Два солнца в моей реке - Наталия Михайловна Терентьева
– Что мне делать? – Женщина смотрела на меня с такой надеждой, что у меня не повернулся язык сказать честно: «Не знаю». Повернуть время вспять, не встречаться с этим человеком, не рожать от него детей. А что делать теперь? Что можно сделать с очевидно плохим человеком, чья кровь течет в жилах у твоих детей?
– Постарайтесь наладить с ним хорошие отношения.
– Как?
– Любым способом. Подождите немного. Используйте любой случай, чтобы немного с ним общаться – дружелюбно, без единого слова претензий или упреков. У вас есть сейчас одна-единственная цель…
– Моя цель – все вернуть! Я хочу, чтобы у нас была семья. Я его люблю. Чем я хуже ее? Я, что, виновата, что мне тридцать девять лет?

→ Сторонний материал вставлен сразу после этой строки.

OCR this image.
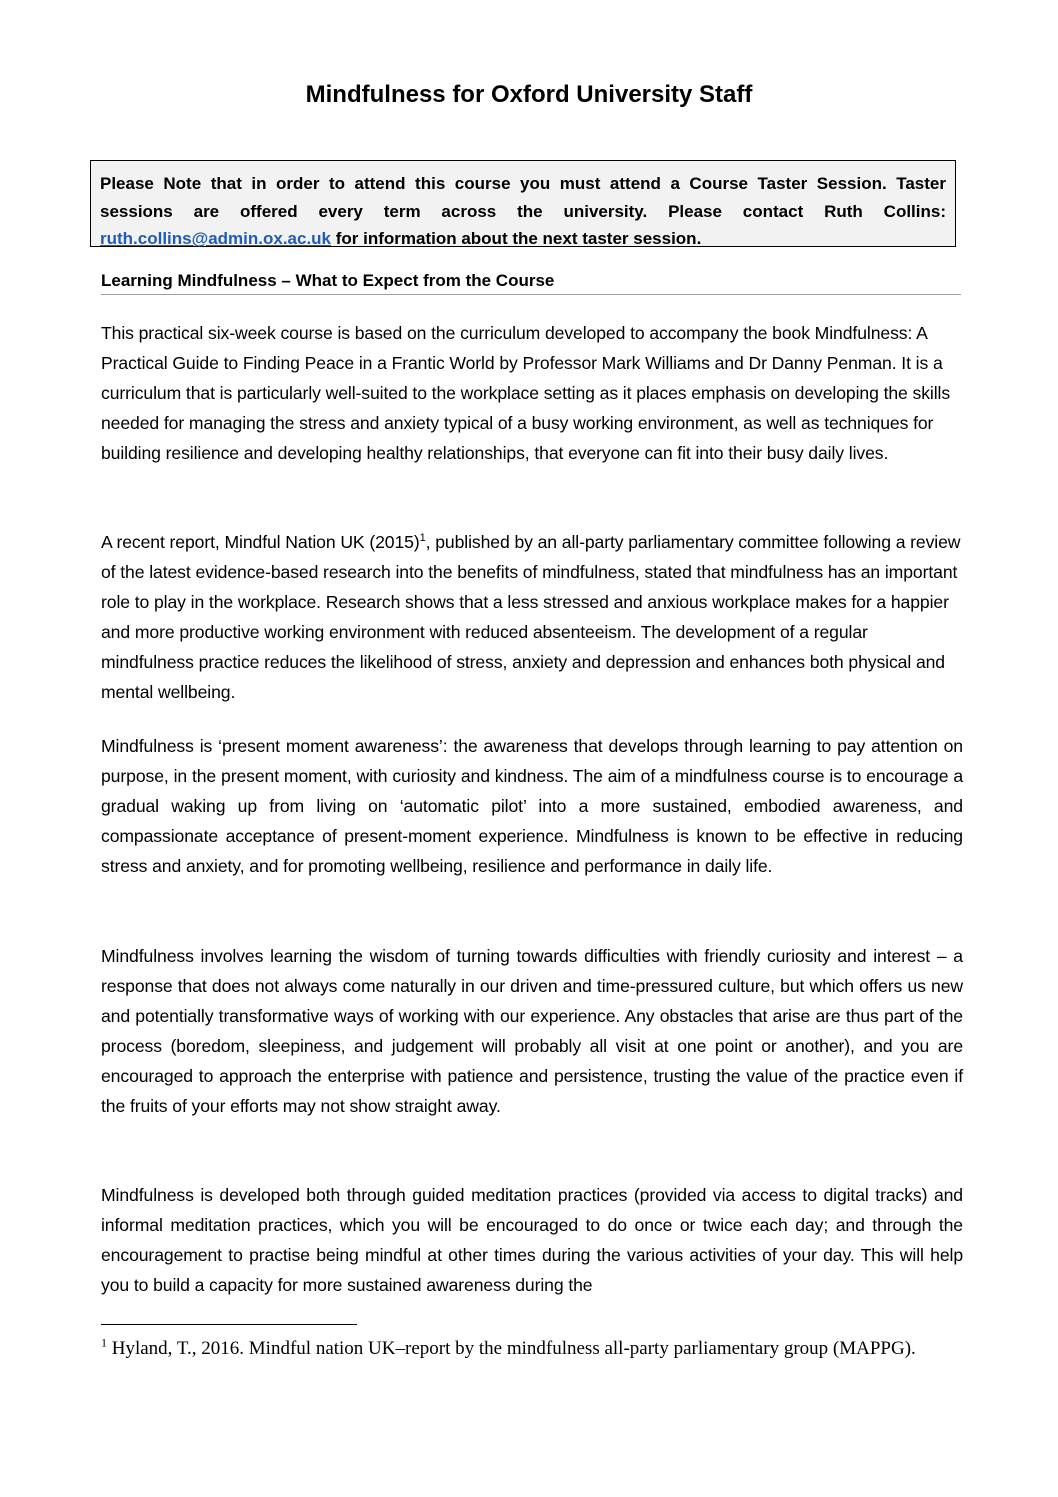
Mindfulness for Oxford University Staff
Please Note that in order to attend this course you must attend a Course Taster Session. Taster sessions are offered every term across the university. Please contact Ruth Collins: ruth.collins@admin.ox.ac.uk for information about the next taster session.
Learning Mindfulness – What to Expect from the Course

This practical six-week course is based on the curriculum developed to accompany the book Mindfulness: A Practical Guide to Finding Peace in a Frantic World by Professor Mark Williams and Dr Danny Penman. It is a curriculum that is particularly well-suited to the workplace setting as it places emphasis on developing the skills needed for managing the stress and anxiety typical of a busy working environment, as well as techniques for building resilience and developing healthy relationships, that everyone can fit into their busy daily lives.

A recent report, Mindful Nation UK (2015)$^1$, published by an all-party parliamentary committee following a review of the latest evidence-based research into the benefits of mindfulness, stated that mindfulness has an important role to play in the workplace. Research shows that a less stressed and anxious workplace makes for a happier and more productive working environment with reduced absenteeism. The development of a regular mindfulness practice reduces the likelihood of stress, anxiety and depression and enhances both physical and mental wellbeing.

Mindfulness is ‘present moment awareness’: the awareness that develops through learning to pay attention on purpose, in the present moment, with curiosity and kindness. The aim of a mindfulness course is to encourage a gradual waking up from living on ‘automatic pilot’ into a more sustained, embodied awareness, and compassionate acceptance of present-moment experience. Mindfulness is known to be effective in reducing stress and anxiety, and for promoting wellbeing, resilience and performance in daily life.

Mindfulness involves learning the wisdom of turning towards difficulties with friendly curiosity and interest – a response that does not always come naturally in our driven and time-pressured culture, but which offers us new and potentially transformative ways of working with our experience. Any obstacles that arise are thus part of the process (boredom, sleepiness, and judgement will probably all visit at one point or another), and you are encouraged to approach the enterprise with patience and persistence, trusting the value of the practice even if the fruits of your efforts may not show straight away.

Mindfulness is developed both through guided meditation practices (provided via access to digital tracks) and informal meditation practices, which you will be encouraged to do once or twice each day; and through the encouragement to practise being mindful at other times during the various activities of your day. This will help you to build a capacity for more sustained awareness during the

$^1$ Hyland, T., 2016. Mindful nation UK–report by the mindfulness all-party parliamentary group (MAPPG).
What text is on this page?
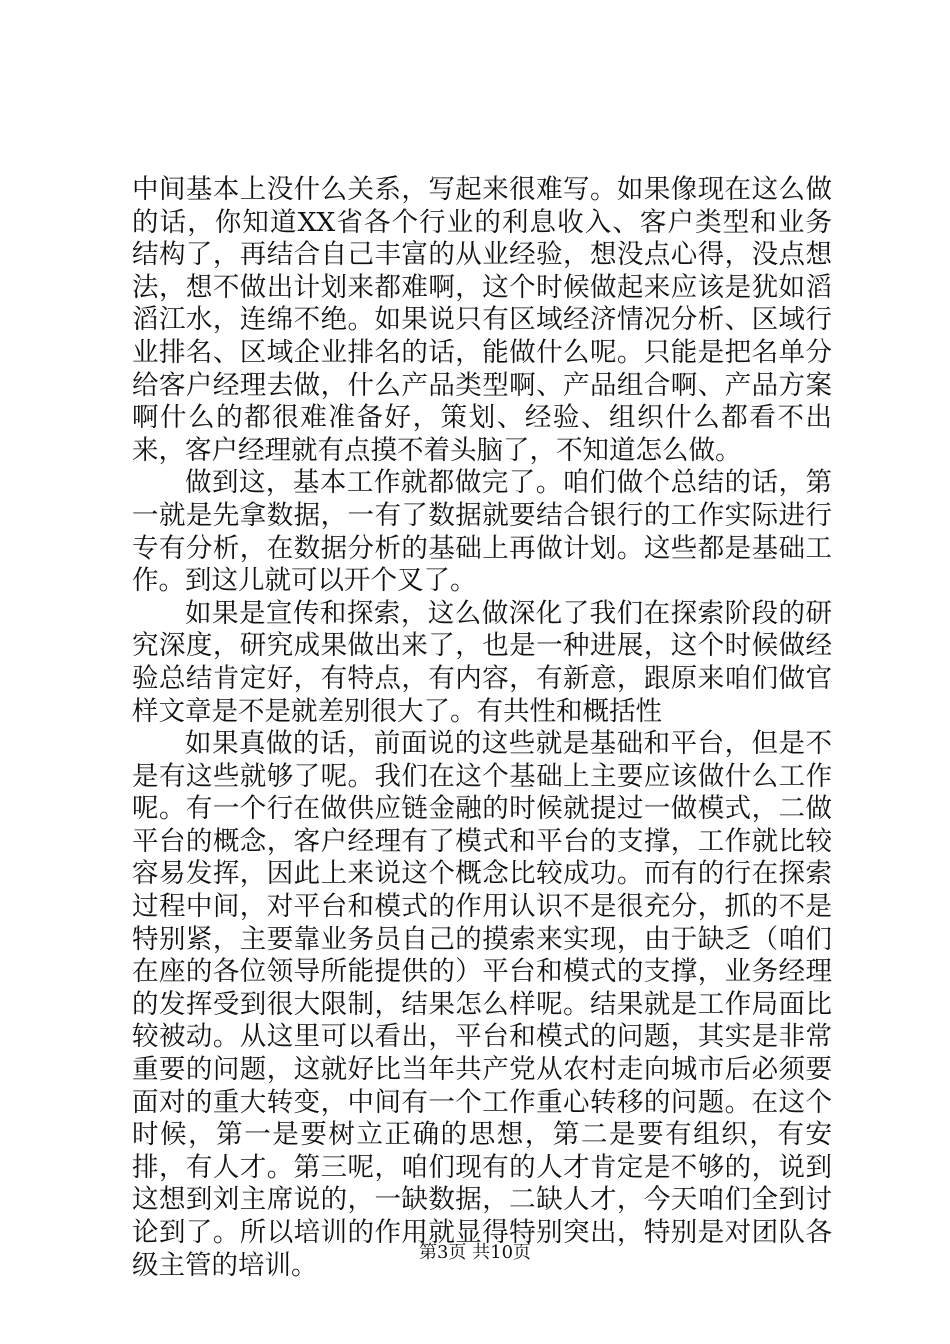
中间基本上没什么关系，写起来很难写。如果像现在这么做的话，你知道XX省各个行业的利息收入、客户类型和业务结构了，再结合自己丰富的从业经验，想没点心得，没点想法，想不做出计划来都难啊，这个时候做起来应该是犹如滔滔江水，连绵不绝。如果说只有区域经济情况分析、区域行业排名、区域企业排名的话，能做什么呢。只能是把名单分给客户经理去做，什么产品类型啊、产品组合啊、产品方案啊什么的都很难准备好，策划、经验、组织什么都看不出来，客户经理就有点摸不着头脑了，不知道怎么做。

做到这，基本工作就都做完了。咱们做个总结的话，第一就是先拿数据，一有了数据就要结合银行的工作实际进行专有分析，在数据分析的基础上再做计划。这些都是基础工作。到这儿就可以开个叉了。

如果是宣传和探索，这么做深化了我们在探索阶段的研究深度，研究成果做出来了，也是一种进展，这个时候做经验总结肯定好，有特点，有内容，有新意，跟原来咱们做官样文章是不是就差别很大了。有共性和概括性

如果真做的话，前面说的这些就是基础和平台，但是不是有这些就够了呢。我们在这个基础上主要应该做什么工作呢。有一个行在做供应链金融的时候就提过一做模式，二做平台的概念，客户经理有了模式和平台的支撑，工作就比较容易发挥，因此上来说这个概念比较成功。而有的行在探索过程中间，对平台和模式的作用认识不是很充分，抓的不是特别紧，主要靠业务员自己的摸索来实现，由于缺乏（咱们在座的各位领导所能提供的）平台和模式的支撑，业务经理的发挥受到很大限制，结果怎么样呢。结果就是工作局面比较被动。从这里可以看出，平台和模式的问题，其实是非常重要的问题，这就好比当年共产党从农村走向城市后必须要面对的重大转变，中间有一个工作重心转移的问题。在这个时候，第一是要树立正确的思想，第二是要有组织，有安排，有人才。第三呢，咱们现有的人才肯定是不够的，说到这想到刘主席说的，一缺数据，二缺人才，今天咱们全到讨论到了。所以培训的作用就显得特别突出，特别是对团队各级主管的培训。	第3页 共10页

Я вздохнула. Вот и приехали.
– Пока наметьте себе цель – любым способом заставить его давать вам сына. Чтобы мальчик от вас не отвыкал, чтобы не скучал. Чтобы вам было легче. Хоть раз в неделю, на время. Мне кажется, это можно сделать только дружески, по-хорошему. Даже если он сегодня и не хочет этого.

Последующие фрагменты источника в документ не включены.